Войско под началом Муруса собралось немалое. Даже без дружины Хонора в нем оказалось больше ста тысяч воинов. И хотя Субула проявляла своеволие, оставались еще двадцать пять тысяч араманов и двадцать пять тысяч воинов Бабу и динов. Чего уж говорить про испытанных ветеранов из войска Ардууса? Даже если гахов в полтора, в два раза больше, разве не было надежды остановить их? Главное, чтобы орда не ринулась на северный берег, но большая ее часть уже ушла к Самсуму, да и беженцы продолжили идти к Хонору каменным коридором, три сотни лучших воинов Бабу во главе с принцем Пуэром сдерживали гахов, позволяли уйти последним беженцам.
…Лаурус появился в шатре Муруса уже ночью.
– Что узнал? – мрачно спросил его воевода.
– Урбанус ушел горными тропами к Бабу, – сказал Лаурус. – Взял с собой четыре сотни верхолазов. Как я выяснил, примерно в двух десятках мест приготовлены ловушки. При некотором усилии каменный коридор можно обрушить на изрядную часть его длины.
– И он думает так остановить гахов? – удивился Мурус.
– Так думает Гратус, – пожал плечами Лаурус. – Он и послал Урбануса. Кого еще ему было посылать? Урсуса за какой-то надобностью призвал к себе Пурус, а Сонитус, даже если бы не отправился на север, ничем бы не помог брату или племяннику. Пьянчуга.
– Не повторяй чужих сплетен, – задумался Мурус. – Был пьянчугой, но не есть. Когда они проходили наших дозорных, я оказался рядом. И мне привиделось, что Сонитус переменился. Очень сильно переменился. Впрочем, какая разница? Скажи лучше, как Урбанус сможет определить, что на тропе гахи, а не беженцы или воины Пуэра?
– Кажется, они полагаются на шум битвы, – предположил Лаурус. – Стражники сказали, что если с верхних неудобий спустить наблюдателя, можно полагаться на его слух. Битва прошла, забирайся наверх и обрушивай проход. Правда, я еще слышал, что они рассчитывают придавить как можно больше гахов. Так что рушить начнут почти от самого Бабу. А что с Субулой?

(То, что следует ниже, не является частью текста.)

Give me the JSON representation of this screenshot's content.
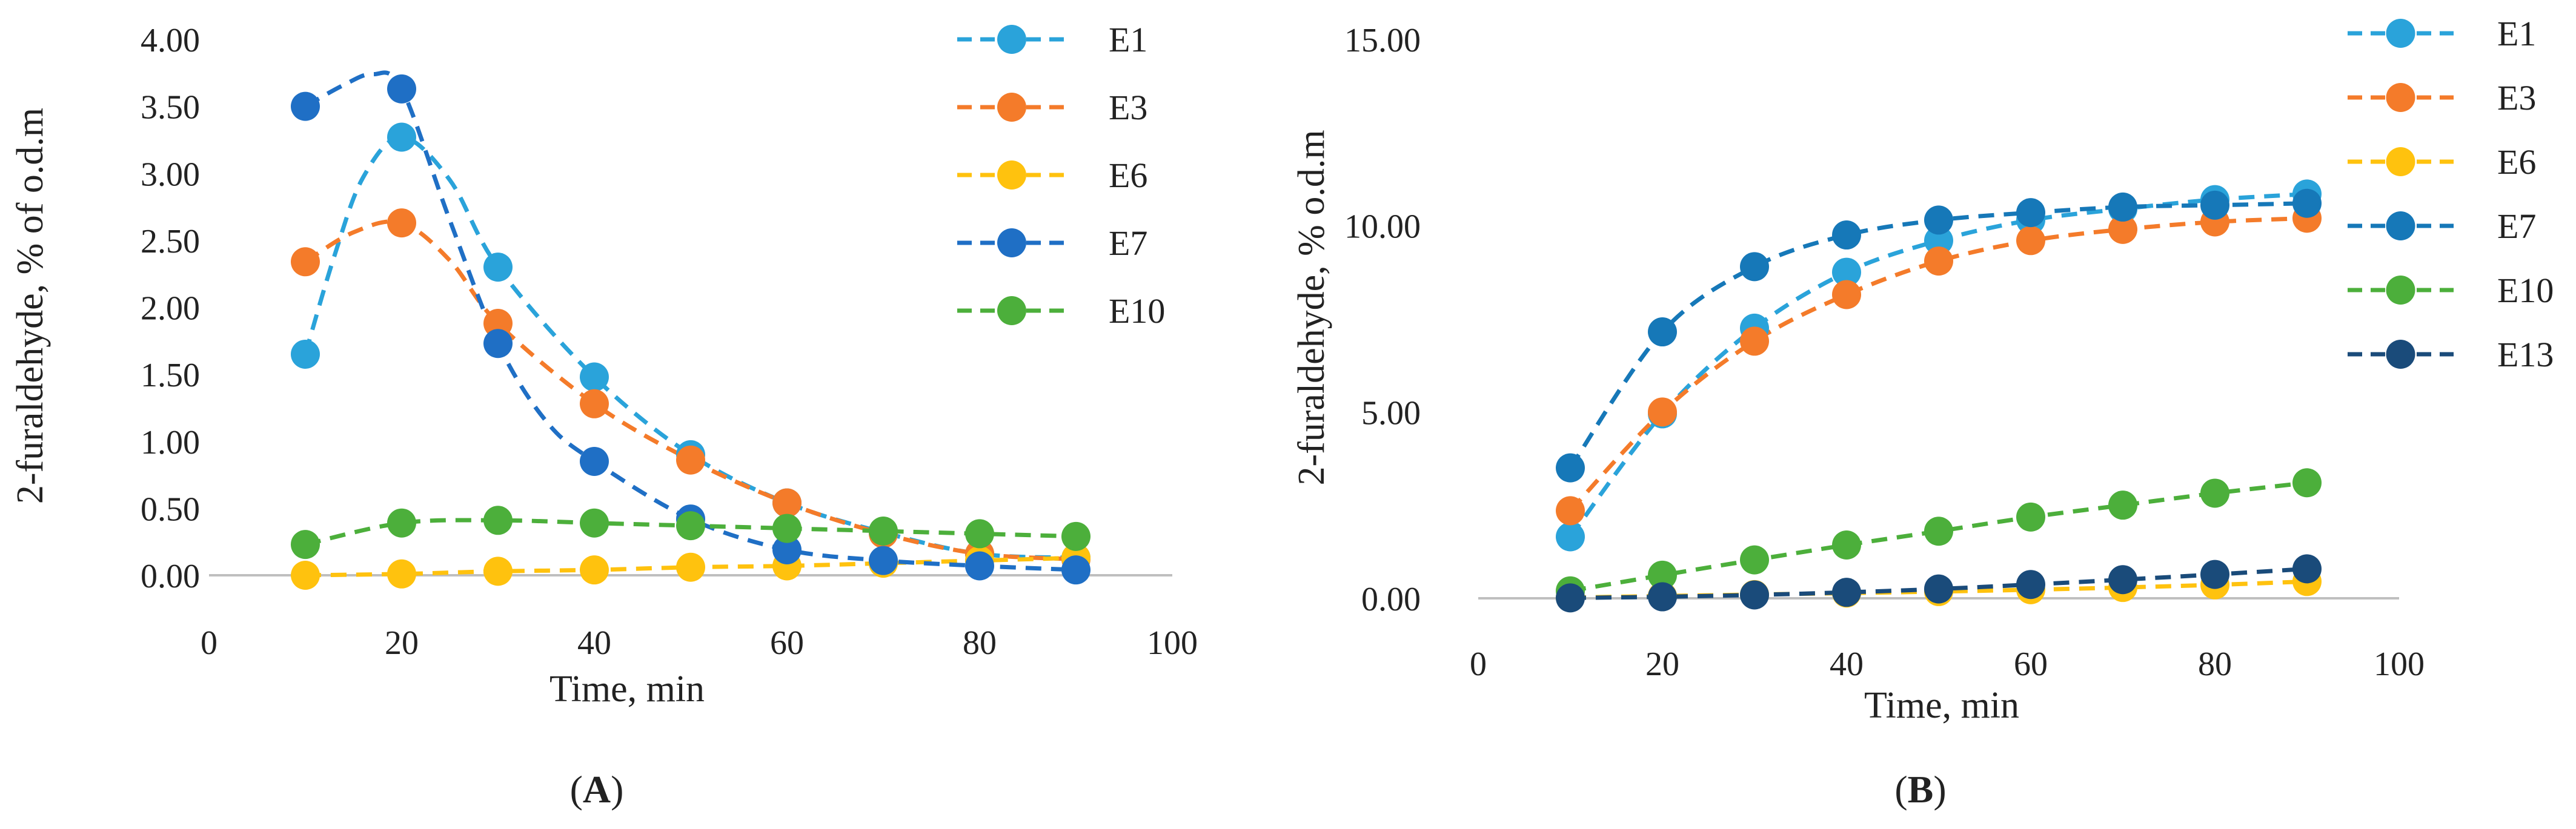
{
  "figure": {
    "colors": {
      "E1": "#2AA3DA",
      "E3": "#F47B2A",
      "E6": "#FFC20E",
      "E7_A": "#1F6FC5",
      "E7_B": "#1678B8",
      "E10": "#4CAF3B",
      "E13": "#1A4B7A",
      "axis": "#BFBFBF"
    }
  },
  "chart_data": [
    {
      "id": "A",
      "type": "scatter",
      "panel_label_open": "(",
      "panel_label": "A",
      "panel_label_close": ")",
      "xlabel": "Time, min",
      "ylabel": "2-furaldehyde, % of o.d.m",
      "xlim": [
        0,
        100
      ],
      "ylim": [
        0,
        4
      ],
      "xticks": [
        0,
        20,
        40,
        60,
        80,
        100
      ],
      "xtick_labels": [
        "0",
        "20",
        "40",
        "60",
        "80",
        "100"
      ],
      "yticks": [
        0,
        0.5,
        1,
        1.5,
        2,
        2.5,
        3,
        3.5,
        4
      ],
      "ytick_labels": [
        "0.00",
        "0.50",
        "1.00",
        "1.50",
        "2.00",
        "2.50",
        "3.00",
        "3.50",
        "4.00"
      ],
      "x": [
        10,
        20,
        30,
        40,
        50,
        60,
        70,
        80,
        90
      ],
      "series": [
        {
          "name": "E1",
          "color_key": "E1",
          "values": [
            1.65,
            3.27,
            2.3,
            1.48,
            0.9,
            0.54,
            0.32,
            0.16,
            0.13
          ]
        },
        {
          "name": "E3",
          "color_key": "E3",
          "values": [
            2.34,
            2.63,
            1.88,
            1.28,
            0.86,
            0.54,
            0.31,
            0.16,
            0.12
          ]
        },
        {
          "name": "E6",
          "color_key": "E6",
          "values": [
            0.0,
            0.01,
            0.03,
            0.04,
            0.06,
            0.07,
            0.09,
            0.11,
            0.13
          ]
        },
        {
          "name": "E7",
          "color_key": "E7_A",
          "values": [
            3.5,
            3.63,
            1.73,
            0.85,
            0.42,
            0.19,
            0.11,
            0.07,
            0.04
          ]
        },
        {
          "name": "E10",
          "color_key": "E10",
          "values": [
            0.23,
            0.39,
            0.41,
            0.39,
            0.37,
            0.35,
            0.33,
            0.31,
            0.29
          ]
        }
      ],
      "trend_points": [
        {
          "name": "E1",
          "points": [
            [
              10,
              1.65
            ],
            [
              13,
              2.38
            ],
            [
              16,
              2.97
            ],
            [
              20,
              3.27
            ],
            [
              25,
              2.95
            ],
            [
              30,
              2.3
            ],
            [
              40,
              1.48
            ],
            [
              50,
              0.9
            ],
            [
              60,
              0.54
            ],
            [
              70,
              0.32
            ],
            [
              80,
              0.16
            ],
            [
              90,
              0.13
            ]
          ]
        },
        {
          "name": "E3",
          "points": [
            [
              10,
              2.34
            ],
            [
              15,
              2.56
            ],
            [
              20,
              2.63
            ],
            [
              25,
              2.35
            ],
            [
              30,
              1.88
            ],
            [
              40,
              1.28
            ],
            [
              50,
              0.86
            ],
            [
              60,
              0.54
            ],
            [
              70,
              0.31
            ],
            [
              80,
              0.16
            ],
            [
              90,
              0.12
            ]
          ]
        },
        {
          "name": "E6",
          "points": [
            [
              10,
              0.0
            ],
            [
              20,
              0.01
            ],
            [
              30,
              0.03
            ],
            [
              40,
              0.04
            ],
            [
              50,
              0.06
            ],
            [
              60,
              0.07
            ],
            [
              70,
              0.09
            ],
            [
              80,
              0.11
            ],
            [
              90,
              0.13
            ]
          ]
        },
        {
          "name": "E7",
          "points": [
            [
              10,
              3.5
            ],
            [
              14,
              3.66
            ],
            [
              17,
              3.74
            ],
            [
              20,
              3.63
            ],
            [
              25,
              2.65
            ],
            [
              30,
              1.73
            ],
            [
              35,
              1.15
            ],
            [
              40,
              0.85
            ],
            [
              50,
              0.42
            ],
            [
              60,
              0.19
            ],
            [
              70,
              0.11
            ],
            [
              80,
              0.07
            ],
            [
              90,
              0.04
            ]
          ]
        },
        {
          "name": "E10",
          "points": [
            [
              10,
              0.23
            ],
            [
              20,
              0.39
            ],
            [
              30,
              0.41
            ],
            [
              40,
              0.39
            ],
            [
              50,
              0.37
            ],
            [
              60,
              0.35
            ],
            [
              70,
              0.33
            ],
            [
              80,
              0.31
            ],
            [
              90,
              0.29
            ]
          ]
        }
      ],
      "legend": [
        "E1",
        "E3",
        "E6",
        "E7",
        "E10"
      ],
      "legend_position": "right"
    },
    {
      "id": "B",
      "type": "scatter",
      "panel_label_open": "(",
      "panel_label": "B",
      "panel_label_close": ")",
      "xlabel": "Time, min",
      "ylabel": "2-furaldehyde, % o.d.m",
      "xlim": [
        0,
        100
      ],
      "ylim": [
        0,
        15
      ],
      "xticks": [
        0,
        20,
        40,
        60,
        80,
        100
      ],
      "xtick_labels": [
        "0",
        "20",
        "40",
        "60",
        "80",
        "100"
      ],
      "yticks": [
        0,
        5,
        10,
        15
      ],
      "ytick_labels": [
        "0.00",
        "5.00",
        "10.00",
        "15.00"
      ],
      "x": [
        10,
        20,
        30,
        40,
        50,
        60,
        70,
        80,
        90
      ],
      "series": [
        {
          "name": "E1",
          "color_key": "E1",
          "values": [
            1.65,
            4.95,
            7.25,
            8.75,
            9.6,
            10.15,
            10.45,
            10.7,
            10.85
          ]
        },
        {
          "name": "E3",
          "color_key": "E3",
          "values": [
            2.35,
            5.0,
            6.9,
            8.15,
            9.05,
            9.6,
            9.9,
            10.1,
            10.2
          ]
        },
        {
          "name": "E6",
          "color_key": "E6",
          "values": [
            0.02,
            0.06,
            0.1,
            0.14,
            0.18,
            0.23,
            0.29,
            0.36,
            0.45
          ]
        },
        {
          "name": "E7",
          "color_key": "E7_B",
          "values": [
            3.5,
            7.15,
            8.9,
            9.75,
            10.15,
            10.35,
            10.5,
            10.55,
            10.6
          ]
        },
        {
          "name": "E10",
          "color_key": "E10",
          "values": [
            0.2,
            0.62,
            1.03,
            1.43,
            1.8,
            2.18,
            2.5,
            2.82,
            3.1
          ]
        },
        {
          "name": "E13",
          "color_key": "E13",
          "values": [
            0.01,
            0.04,
            0.09,
            0.16,
            0.25,
            0.37,
            0.5,
            0.64,
            0.79
          ]
        }
      ],
      "trend_points": [
        {
          "name": "E1",
          "points": [
            [
              10,
              1.65
            ],
            [
              20,
              4.95
            ],
            [
              30,
              7.25
            ],
            [
              40,
              8.75
            ],
            [
              50,
              9.6
            ],
            [
              60,
              10.15
            ],
            [
              70,
              10.45
            ],
            [
              80,
              10.7
            ],
            [
              90,
              10.85
            ]
          ]
        },
        {
          "name": "E3",
          "points": [
            [
              10,
              2.35
            ],
            [
              20,
              5.0
            ],
            [
              30,
              6.9
            ],
            [
              40,
              8.15
            ],
            [
              50,
              9.05
            ],
            [
              60,
              9.6
            ],
            [
              70,
              9.9
            ],
            [
              80,
              10.1
            ],
            [
              90,
              10.2
            ]
          ]
        },
        {
          "name": "E6",
          "points": [
            [
              10,
              0.02
            ],
            [
              20,
              0.06
            ],
            [
              30,
              0.1
            ],
            [
              40,
              0.14
            ],
            [
              50,
              0.18
            ],
            [
              60,
              0.23
            ],
            [
              70,
              0.29
            ],
            [
              80,
              0.36
            ],
            [
              90,
              0.45
            ]
          ]
        },
        {
          "name": "E7",
          "points": [
            [
              10,
              3.5
            ],
            [
              20,
              7.15
            ],
            [
              30,
              8.9
            ],
            [
              40,
              9.75
            ],
            [
              50,
              10.15
            ],
            [
              60,
              10.35
            ],
            [
              70,
              10.5
            ],
            [
              80,
              10.55
            ],
            [
              90,
              10.6
            ]
          ]
        },
        {
          "name": "E10",
          "points": [
            [
              10,
              0.2
            ],
            [
              20,
              0.62
            ],
            [
              30,
              1.03
            ],
            [
              40,
              1.43
            ],
            [
              50,
              1.8
            ],
            [
              60,
              2.18
            ],
            [
              70,
              2.5
            ],
            [
              80,
              2.82
            ],
            [
              90,
              3.1
            ]
          ]
        },
        {
          "name": "E13",
          "points": [
            [
              10,
              0.01
            ],
            [
              20,
              0.04
            ],
            [
              30,
              0.09
            ],
            [
              40,
              0.16
            ],
            [
              50,
              0.25
            ],
            [
              60,
              0.37
            ],
            [
              70,
              0.5
            ],
            [
              80,
              0.64
            ],
            [
              90,
              0.79
            ]
          ]
        }
      ],
      "legend": [
        "E1",
        "E3",
        "E6",
        "E7",
        "E10",
        "E13"
      ],
      "legend_position": "right"
    }
  ]
}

– С ума сошла баба, – признался Мурус. – Сказала, что с гахами нужно сражаться в поле. Встречать их кольями, отражать пакость, которую они будут метать, сырыми щитами. Держать при себе мокрое тряпье. Я говорю, зачем мокрое тряпье, а она – дышать через него. Спрашиваю, может, мне на рукав помочиться и этим дышать. Смеется, что можно и так. Спрашиваю, отчего она решила, что они слезут с гор, ответила что-то невразумительное. Сказала, что слезут.
– Я слышал, что воины Раппу боготворят ее, – заметил Лаурус.
– Есть такое, – кивнул Мурус. – Говорят, что она сражается так, что… Увидим еще.
– Так что нам делать? – не понял Лаурус.
– Держать город! – рявкнул Мурус. – Город и берег! И готовить колья. Я уже распорядился. И щиты тоже. И тряпье тоже. Вода и так у каждого. Бабу слушать, конечно, предпоследнее дело, но не услышать ее, если говорит она что-то умное, так и вовсе надо не иметь ума. Даже если и не понимаешь поначалу, о чем идет речь.
Ранним утром в конце второй недели второго месяца зимы в шатре Лауруса появился Син. Угодник не распускал полог, не звякал подвешенным снаружи котелком, не стряхивал снег с сапог. От него не исходил холод, но не исходило и тепло. Он просто появился у центрального шеста и тут же опустился на скамью, заскрипевшую под его весом.
– Мало времени, – поморщился Син и поднял перед собой ладонь. – Слушай, у меня мало времени. Забудь пока об Ардуусе. В столице – беда. Из погани Светлой Пустоши явился Губитель и вселился в тело мерзавца Зелуса, племянника короля Тигнума. Случилось еще много чего, но теперь императором – Зелус. Дядюшка твой убит, братик двоюродный Болус – тоже убит. Правит Зелус. И сегодня в полдень, думаю, он сплетет то, что еще не сплетено, поэтому для меня это едва ли не последняя возможность сказать тебе несколько слов. Запомни, эта часть Анкиды вместе с Фидентой, Утисом и Лаписом – пока сама по себе.